Behind him, she could see the magus kneeling on the floor, rummaging through his satchel. He didn’t seem to be paying them any attention, but Judah knew better. She felt the hot prickle of tears in her eyes. “It’s not that simple.”
“No,” the magus said, standing up. “It’s not.” He’d rolled up his sleeves. On one of his arms, he wore the tooled leather cuff Judah had seen in Caterina’s memory, a bloody blade protruding from it; on the other, he’d opened a long gash. In the hand of the bleeding arm he held a small bottle, just like the one Theron’s antidote had come in. As Judah watched, he switched it to the knife hand, and poured whatever was inside over his wound. The new liquid was blood-colored, too, but it was darker and seemed to flow unevenly. With a practiced flick of his wrist, the bloody knife blade disappeared back into the cuff. He tossed the vial aside.
Then he began to draw on his own arm. This was wrong. The surface needed to shine, he’d told her. It was all a crutch, an empty ritual, but he believed in the rules.
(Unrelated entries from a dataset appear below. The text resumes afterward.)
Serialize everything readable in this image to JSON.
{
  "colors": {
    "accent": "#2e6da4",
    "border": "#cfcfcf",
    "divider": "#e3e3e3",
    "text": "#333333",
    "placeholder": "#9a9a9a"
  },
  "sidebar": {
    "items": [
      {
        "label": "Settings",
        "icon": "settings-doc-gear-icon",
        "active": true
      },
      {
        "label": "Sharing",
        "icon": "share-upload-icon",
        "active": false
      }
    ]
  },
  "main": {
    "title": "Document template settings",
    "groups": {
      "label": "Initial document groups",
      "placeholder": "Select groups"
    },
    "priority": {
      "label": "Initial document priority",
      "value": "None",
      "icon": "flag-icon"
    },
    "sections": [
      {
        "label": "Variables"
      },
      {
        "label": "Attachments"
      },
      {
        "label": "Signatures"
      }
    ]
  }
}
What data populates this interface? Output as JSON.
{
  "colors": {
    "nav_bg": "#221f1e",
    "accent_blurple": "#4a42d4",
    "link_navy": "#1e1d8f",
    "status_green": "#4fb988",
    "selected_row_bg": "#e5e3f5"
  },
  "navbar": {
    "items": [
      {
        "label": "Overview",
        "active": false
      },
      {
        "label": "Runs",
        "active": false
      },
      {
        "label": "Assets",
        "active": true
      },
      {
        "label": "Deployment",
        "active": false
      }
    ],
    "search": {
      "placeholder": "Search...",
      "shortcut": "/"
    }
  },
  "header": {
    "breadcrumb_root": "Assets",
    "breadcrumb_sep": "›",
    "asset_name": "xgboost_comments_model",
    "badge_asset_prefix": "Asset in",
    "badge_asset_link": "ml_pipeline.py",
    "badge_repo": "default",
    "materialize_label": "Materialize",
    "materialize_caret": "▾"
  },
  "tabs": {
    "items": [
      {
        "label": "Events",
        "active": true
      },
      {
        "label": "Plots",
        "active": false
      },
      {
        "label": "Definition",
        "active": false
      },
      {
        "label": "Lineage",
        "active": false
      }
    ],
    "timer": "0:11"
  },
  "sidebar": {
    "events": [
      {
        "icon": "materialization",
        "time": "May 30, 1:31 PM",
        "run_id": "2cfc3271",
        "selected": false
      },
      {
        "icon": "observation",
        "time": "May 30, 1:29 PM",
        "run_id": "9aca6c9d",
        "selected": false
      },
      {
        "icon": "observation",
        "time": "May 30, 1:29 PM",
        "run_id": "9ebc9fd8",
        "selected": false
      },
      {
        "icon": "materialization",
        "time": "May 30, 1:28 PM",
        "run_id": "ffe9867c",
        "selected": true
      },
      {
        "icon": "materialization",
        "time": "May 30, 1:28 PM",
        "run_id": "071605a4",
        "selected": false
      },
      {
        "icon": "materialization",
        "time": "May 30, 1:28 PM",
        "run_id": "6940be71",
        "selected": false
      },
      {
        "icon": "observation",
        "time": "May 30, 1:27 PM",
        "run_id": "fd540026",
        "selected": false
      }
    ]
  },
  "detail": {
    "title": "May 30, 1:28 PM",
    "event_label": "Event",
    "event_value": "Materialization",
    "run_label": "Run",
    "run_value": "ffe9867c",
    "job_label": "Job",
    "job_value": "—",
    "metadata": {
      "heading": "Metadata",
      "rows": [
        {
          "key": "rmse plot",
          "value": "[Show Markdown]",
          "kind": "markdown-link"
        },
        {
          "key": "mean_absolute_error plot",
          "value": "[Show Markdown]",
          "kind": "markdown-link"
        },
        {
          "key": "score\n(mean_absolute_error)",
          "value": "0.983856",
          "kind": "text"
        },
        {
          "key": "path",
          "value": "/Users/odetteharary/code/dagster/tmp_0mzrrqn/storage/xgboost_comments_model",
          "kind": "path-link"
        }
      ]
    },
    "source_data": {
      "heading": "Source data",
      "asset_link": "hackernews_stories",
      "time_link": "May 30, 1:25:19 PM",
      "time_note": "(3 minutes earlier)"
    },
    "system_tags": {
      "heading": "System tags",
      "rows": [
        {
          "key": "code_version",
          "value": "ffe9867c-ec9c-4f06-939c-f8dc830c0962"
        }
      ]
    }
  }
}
Gavin made a small strangling sound and fell to his knees next to her. His eyes were wide and panicked, his lips parted. She could see the tip of his tongue poised to speak. No part of him moved. He didn’t even blink.
“There,”
the magus said, sounding tired but satisfied. He dropped down onto the small sofa, as if his legs wouldn’t hold him.
Judah looked back and forth between his limp, exhausted form and Gavin’s unmoving one. “What did you do?”
“He’s fine. He just can’t move,” the magus said. “I’ve been practicing. But I’m not strong enough to hold him for very long. We have to hurry.”
* * *
How will you stall him, Elly?
It was a valid question. Eleanor stood in the parlor and considered it.
She didn’t know exactly what was happening, why the Seneschal was coming for Judah or how the magus planned to stop him after he and Gavin retrieved Judah. And why hadn’t he passed along her notes? And why had Gavin been awake all night in agony, and where was Theron? She hated not knowing. She was used to feeling like a pawn, and that was bad enough, but now she no longer felt like she understood the game, and that infuriated her.
But she wanted all of them together, where they belonged. Gavin and Judah were together; Eleanor wanted Theron. Gavin and Judah could put up a fight, and they had the magus. Theron had nobody. Theron was a lost kitten. Theron may or may not even notice that another person was in the room. She was not going to leave him at the mercy of the Seneschal’s guards, and maybe he could help stall the Seneschal, and how was she going to stall the Seneschal, anyway?
As her eyes scanned the room—for Theron, for an idea, for a stray army that had somehow escaped her notice—one of her fingers went to her mouth, the hardened cuticle between her teeth. Her gaze fell on the old stack of books she’d brought from the Lady’s Library: herbals, cookery books. One of them had a recipe for a salve to put on sore cuticles. Another to keep children from biting their nails. None contained an army. Although—
Eleanor had spent so many hours reading the diaries of long-dead ladies that they had started to seem alive to her, with all the quirks and faults of living people. Silly Lady Berla filled the pages of her diaries with descriptions of her wardrobe, Lady Agatha with equally exacting descriptions of her physical ailments. Bound by tradition to keep a journal but clearly uninterested, Gavin’s mother had—disappointingly—kept only the most perfunctory of notes about her day. (One page, fixed in Eleanor’s memory, read simply, Lost baby. Seneschal kept E away.)